My teachers bought me a bean bag that was kept in the corner of the classroom. It was my personal sleeping corner that no one else was allowed to touch. It still takes time for me to come out of my shell and make friends. I have to work out what I’m going to say in my head before I can speak to people.
Studies show that many cancer survivors have problems with memory and learning during and after treatment. High doses of chemotherapy or radiotherapy can cause problems with memory and concentration.
The low blood count caused by chemotherapy can make even the simplest tasks, like unloading the washing, impossible. It’s a phenomenon also known as ‘chemo brain’. Studies show that, especially for children aged five and younger, long-term cognitive problems often occur months or even years later.

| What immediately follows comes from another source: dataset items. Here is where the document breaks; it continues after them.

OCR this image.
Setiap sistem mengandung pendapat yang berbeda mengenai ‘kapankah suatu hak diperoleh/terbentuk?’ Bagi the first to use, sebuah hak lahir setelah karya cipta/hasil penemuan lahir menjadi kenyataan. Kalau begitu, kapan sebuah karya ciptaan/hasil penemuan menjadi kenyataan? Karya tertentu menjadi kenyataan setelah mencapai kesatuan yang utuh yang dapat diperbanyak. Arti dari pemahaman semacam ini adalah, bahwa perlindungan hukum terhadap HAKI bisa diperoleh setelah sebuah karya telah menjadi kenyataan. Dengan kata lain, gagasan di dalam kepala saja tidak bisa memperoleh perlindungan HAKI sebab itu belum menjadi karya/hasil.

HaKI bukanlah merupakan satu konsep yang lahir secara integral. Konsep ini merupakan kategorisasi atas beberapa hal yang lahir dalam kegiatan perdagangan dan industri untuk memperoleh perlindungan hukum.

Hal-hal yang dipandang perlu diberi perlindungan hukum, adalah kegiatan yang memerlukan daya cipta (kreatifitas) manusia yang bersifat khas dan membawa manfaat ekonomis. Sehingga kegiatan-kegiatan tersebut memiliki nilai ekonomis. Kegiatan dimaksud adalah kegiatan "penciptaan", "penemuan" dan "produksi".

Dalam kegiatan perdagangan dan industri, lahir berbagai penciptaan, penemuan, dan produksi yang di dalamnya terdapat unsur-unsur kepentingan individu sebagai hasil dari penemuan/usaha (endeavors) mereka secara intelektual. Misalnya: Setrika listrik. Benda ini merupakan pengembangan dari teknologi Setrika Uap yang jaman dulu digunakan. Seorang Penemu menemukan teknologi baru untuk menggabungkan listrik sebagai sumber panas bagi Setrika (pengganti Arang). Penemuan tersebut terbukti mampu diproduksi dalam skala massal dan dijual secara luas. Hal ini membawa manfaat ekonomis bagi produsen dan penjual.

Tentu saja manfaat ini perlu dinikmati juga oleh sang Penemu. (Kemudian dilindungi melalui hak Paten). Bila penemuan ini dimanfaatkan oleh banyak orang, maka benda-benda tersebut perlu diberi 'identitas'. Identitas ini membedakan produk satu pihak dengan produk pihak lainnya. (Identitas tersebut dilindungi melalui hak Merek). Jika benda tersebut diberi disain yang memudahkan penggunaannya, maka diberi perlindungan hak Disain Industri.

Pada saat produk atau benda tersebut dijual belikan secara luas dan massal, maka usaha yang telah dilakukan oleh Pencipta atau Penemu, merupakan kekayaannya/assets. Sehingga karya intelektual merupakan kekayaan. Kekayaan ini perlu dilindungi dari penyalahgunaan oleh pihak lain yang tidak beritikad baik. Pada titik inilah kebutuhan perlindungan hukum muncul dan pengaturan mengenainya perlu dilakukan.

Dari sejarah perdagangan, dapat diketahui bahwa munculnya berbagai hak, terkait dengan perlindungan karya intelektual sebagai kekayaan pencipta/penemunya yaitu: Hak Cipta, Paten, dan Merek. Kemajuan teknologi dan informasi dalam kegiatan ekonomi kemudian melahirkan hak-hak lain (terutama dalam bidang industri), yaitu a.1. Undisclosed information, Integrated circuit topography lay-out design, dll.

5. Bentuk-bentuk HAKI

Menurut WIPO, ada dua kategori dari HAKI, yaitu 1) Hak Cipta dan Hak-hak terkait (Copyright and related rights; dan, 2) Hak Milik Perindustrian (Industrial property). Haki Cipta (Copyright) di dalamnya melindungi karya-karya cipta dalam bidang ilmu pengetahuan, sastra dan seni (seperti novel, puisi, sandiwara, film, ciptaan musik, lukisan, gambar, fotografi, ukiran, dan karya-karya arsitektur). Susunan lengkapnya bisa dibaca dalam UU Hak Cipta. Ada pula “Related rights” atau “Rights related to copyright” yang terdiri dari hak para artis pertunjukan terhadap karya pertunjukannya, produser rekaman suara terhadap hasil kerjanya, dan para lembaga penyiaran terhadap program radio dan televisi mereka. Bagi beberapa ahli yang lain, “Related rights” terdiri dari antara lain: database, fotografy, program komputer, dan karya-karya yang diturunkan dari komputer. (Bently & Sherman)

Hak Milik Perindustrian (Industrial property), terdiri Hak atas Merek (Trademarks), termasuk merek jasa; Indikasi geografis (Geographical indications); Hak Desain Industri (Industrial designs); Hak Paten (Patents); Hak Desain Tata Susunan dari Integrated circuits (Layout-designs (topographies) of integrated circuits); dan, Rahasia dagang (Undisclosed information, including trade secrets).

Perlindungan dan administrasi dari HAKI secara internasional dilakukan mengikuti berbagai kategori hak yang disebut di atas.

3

But poor memory is just the tip of the iceberg. Today, my maths ability matches that of a five-year-old.
Even though I had a tutor in hospital to bridge my gaps in education, I still struggled to catch up, especially in maths and science.
I scraped D grades in both subjects at GCSE. Even to study literature and film studies at university I needed at least a C in maths and science. My GP had to write a letter to explain that I was behind in maths because chemotherapy had affected my cognitive function.
Then, when I first left university, I applied for a graduate job in marketing that I desperately wanted.
But before the interview, I was asked to do a basic maths test. I couldn’t face it and pulled out of the process without even trying.
When I’m out shopping, if something is marked 30 per cent off, I stand staring at the label, clueless.
I rarely tell anyone who enters my life about my illness. I feel it would be like I was looking for attention. But with boyfriends it is different. There comes a point when I think I should probably mention it. But for some reason, there never seems to be a right time and months, even years go by without a word said.
My current boyfriend and I started dating two years ago. He found out about my illness 18 months into our relationship by mistake – he came to my house and saw childhood pictures of me with no hair. He reacted just as I imagined he would: kind, sensitive and understanding, if a little surprised that I kept it a secret.
Luckily, as far as I know, my cancer treatment hasn’t affected my fertility. But millions who have cancer as a child are not so lucky. Some studies estimate that up to a third of children with cancer will be left infertile as a result of their treatment.
I have no reason to believe I’ll have problems conceiving. But I know that when the time comes, cancer will be on my mind once again. Then there’s the worry that my genes are cursed; what if I give my children cancer too?
I have to remind myself of the research that shows the likelihood of childhood leukaemia being inherited is extremely rare. Cancer stole my childhood. Now, I’ll do all I can to keep its hands off my future.